À Tours, la liste des mobilisations s’allonge. Les urgences sont en grève depuis 2019, 18 des 20 services de l’hôpital pour enfants Clocheville sont mobilisés depuis début octobre ainsi que les équipes de nuit du CHRU et le pôle de chirurgie digestive. Le 27 novembre, c’est le pôle cardiologie du CHRU qui a rejoint le mouvement, avec un appel à la grève illimitée pour protester contre le manque de personnel qui épuise les équipes. « Il y aura des locaux tout neufs, mais il n’y aura plus personne à mettre dedans. L’hôpital brûle de l’intérieur. Il s’autoconsume », témoigne Sébastien Hameau, syndicaliste SUD, auprès de France 3 Régions.

Cette dynamique de grève qui touche de plus en plus de centres hospitaliers est révélatrice du profond mal-être des agents et des personnels. Pour Myriam Vals « ça devient national avec la réorganisation en cours des hôpitaux pour les maintenir en sous-effectif, au lieu de chercher à améliorer les conditions de travail pour augmenter le recrutement  ». Un mal-être aggravé par le sentiment de ne plus pouvoir bien faire son travail, ou de mettre en danger les patients, à l’image du décès d’un bébé dans la nuit du 27 au 28 septembre à l’hôpital de Carhaix, alors que le service d’urgence de l’hôpital était fermé de nuit depuis le 4 septembre. Pour Mathieu Guillemot, porte-parole du Comité de Défense et de vigilance de l’hôpital de Carhaix et cité par France 3 Régions, le lien est clair : « Nous avons de la colère après ce décès de cette fillette. C’est inexcusable. Cette fermeture, ça coûte des vies ».

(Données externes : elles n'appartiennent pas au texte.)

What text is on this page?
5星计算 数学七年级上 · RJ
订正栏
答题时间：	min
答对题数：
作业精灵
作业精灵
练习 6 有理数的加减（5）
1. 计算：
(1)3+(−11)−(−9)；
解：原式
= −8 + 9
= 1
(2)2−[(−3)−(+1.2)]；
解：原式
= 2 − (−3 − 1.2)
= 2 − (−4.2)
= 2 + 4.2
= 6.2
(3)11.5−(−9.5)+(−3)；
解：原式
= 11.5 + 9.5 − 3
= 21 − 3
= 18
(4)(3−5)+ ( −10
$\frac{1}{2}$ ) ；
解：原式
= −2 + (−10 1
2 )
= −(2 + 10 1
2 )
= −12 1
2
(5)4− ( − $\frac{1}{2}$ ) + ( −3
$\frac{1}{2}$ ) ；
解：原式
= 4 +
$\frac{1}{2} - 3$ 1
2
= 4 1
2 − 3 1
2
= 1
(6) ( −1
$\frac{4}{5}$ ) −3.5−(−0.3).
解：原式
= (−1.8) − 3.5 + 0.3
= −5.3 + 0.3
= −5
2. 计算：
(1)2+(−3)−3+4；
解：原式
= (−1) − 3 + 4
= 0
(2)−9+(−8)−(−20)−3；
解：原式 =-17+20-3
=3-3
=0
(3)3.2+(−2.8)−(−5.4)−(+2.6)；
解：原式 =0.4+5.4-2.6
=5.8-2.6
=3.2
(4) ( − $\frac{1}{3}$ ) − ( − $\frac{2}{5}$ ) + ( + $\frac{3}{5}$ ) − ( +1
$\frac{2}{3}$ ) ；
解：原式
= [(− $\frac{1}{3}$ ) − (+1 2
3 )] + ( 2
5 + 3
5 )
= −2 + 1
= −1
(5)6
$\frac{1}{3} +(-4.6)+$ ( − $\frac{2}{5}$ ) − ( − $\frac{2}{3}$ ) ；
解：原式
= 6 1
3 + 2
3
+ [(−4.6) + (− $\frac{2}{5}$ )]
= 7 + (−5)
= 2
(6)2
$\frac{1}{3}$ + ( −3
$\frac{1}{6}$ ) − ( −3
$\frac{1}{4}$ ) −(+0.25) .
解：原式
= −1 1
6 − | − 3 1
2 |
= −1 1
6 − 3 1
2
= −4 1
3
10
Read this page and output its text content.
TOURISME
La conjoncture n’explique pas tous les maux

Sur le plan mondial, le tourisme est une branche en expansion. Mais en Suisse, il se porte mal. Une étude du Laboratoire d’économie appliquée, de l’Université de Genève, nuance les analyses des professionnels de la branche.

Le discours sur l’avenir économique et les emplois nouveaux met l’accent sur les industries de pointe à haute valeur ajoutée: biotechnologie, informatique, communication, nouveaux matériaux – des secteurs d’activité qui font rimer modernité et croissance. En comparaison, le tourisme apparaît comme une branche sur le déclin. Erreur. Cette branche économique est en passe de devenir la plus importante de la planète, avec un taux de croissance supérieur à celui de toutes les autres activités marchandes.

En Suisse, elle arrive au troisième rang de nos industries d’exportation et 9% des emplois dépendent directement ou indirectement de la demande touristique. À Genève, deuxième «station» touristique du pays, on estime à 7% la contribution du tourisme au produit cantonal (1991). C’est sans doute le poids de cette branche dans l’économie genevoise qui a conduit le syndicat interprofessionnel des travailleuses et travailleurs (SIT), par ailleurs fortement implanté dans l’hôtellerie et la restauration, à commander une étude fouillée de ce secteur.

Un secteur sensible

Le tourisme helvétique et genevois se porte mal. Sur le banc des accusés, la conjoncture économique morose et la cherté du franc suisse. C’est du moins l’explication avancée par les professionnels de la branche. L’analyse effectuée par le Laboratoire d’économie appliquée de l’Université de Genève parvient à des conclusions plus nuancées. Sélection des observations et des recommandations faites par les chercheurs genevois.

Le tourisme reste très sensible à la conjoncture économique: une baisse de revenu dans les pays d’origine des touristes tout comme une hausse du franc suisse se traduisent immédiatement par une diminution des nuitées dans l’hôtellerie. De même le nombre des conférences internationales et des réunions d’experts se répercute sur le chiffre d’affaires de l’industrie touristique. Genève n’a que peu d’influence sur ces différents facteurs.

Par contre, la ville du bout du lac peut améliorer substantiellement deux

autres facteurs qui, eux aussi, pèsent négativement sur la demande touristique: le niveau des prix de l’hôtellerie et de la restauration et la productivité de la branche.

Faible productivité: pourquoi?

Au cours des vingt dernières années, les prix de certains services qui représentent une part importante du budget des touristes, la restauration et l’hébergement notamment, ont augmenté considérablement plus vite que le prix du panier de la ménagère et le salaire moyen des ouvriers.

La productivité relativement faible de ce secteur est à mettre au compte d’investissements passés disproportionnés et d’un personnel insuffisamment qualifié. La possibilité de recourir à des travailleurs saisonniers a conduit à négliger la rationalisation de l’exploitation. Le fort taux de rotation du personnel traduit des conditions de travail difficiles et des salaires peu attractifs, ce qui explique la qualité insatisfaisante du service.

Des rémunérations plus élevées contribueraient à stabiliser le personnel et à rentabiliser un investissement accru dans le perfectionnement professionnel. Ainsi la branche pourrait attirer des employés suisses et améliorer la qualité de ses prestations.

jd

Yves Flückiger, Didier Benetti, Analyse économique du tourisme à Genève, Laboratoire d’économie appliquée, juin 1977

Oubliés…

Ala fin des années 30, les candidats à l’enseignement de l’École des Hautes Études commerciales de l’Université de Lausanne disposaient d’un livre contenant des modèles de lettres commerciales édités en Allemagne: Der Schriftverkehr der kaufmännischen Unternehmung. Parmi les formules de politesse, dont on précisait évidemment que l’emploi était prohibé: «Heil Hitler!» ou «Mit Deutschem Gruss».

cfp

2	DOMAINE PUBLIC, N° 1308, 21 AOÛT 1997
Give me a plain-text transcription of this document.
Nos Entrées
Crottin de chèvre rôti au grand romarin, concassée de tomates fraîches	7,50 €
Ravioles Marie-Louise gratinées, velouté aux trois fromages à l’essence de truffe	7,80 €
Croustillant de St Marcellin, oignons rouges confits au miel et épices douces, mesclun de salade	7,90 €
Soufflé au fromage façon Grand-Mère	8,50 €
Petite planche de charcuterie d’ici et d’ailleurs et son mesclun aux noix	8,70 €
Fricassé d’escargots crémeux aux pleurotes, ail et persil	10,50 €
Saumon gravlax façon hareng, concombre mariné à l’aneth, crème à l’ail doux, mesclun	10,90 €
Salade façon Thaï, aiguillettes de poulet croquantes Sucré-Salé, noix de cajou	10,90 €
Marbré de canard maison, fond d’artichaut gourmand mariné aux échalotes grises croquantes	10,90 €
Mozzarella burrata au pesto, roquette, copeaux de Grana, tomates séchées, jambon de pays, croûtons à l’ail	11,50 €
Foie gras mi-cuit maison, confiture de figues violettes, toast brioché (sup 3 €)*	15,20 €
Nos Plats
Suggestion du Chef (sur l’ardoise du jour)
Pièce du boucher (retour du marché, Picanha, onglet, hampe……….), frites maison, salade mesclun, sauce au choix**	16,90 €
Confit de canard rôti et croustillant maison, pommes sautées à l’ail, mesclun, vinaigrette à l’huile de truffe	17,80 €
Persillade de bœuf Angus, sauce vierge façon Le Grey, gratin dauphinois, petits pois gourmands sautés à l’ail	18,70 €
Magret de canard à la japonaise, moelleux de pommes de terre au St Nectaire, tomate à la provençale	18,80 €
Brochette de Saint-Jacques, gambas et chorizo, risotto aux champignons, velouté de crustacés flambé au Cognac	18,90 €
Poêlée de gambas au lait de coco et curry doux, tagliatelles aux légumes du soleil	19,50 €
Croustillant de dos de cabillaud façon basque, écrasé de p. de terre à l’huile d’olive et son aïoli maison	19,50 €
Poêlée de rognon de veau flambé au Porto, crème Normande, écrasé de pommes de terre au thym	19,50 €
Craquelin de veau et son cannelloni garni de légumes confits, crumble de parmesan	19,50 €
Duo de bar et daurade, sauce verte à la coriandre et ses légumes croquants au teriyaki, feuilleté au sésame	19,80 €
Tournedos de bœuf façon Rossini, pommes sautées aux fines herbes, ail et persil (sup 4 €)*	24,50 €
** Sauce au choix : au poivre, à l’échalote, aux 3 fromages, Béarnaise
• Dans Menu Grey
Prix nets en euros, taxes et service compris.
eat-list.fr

Une situation qui va de paire avec le manque de budget dont souffre la santé publique : «  nous venons encore de le voir récemment, avec le vote du dernier budget de la sécurité sociale. La Sécu avait prévenu et alerté qu’il était insuffisant, mais ils l’ont fait passer de force avec un énième 49.3 », ajoute la syndicaliste. Une provocation de plus de la part du gouvernement qui étale son mépris pour les soignants, mais face auquel ces derniers sont de plus en plus déterminés à lutter.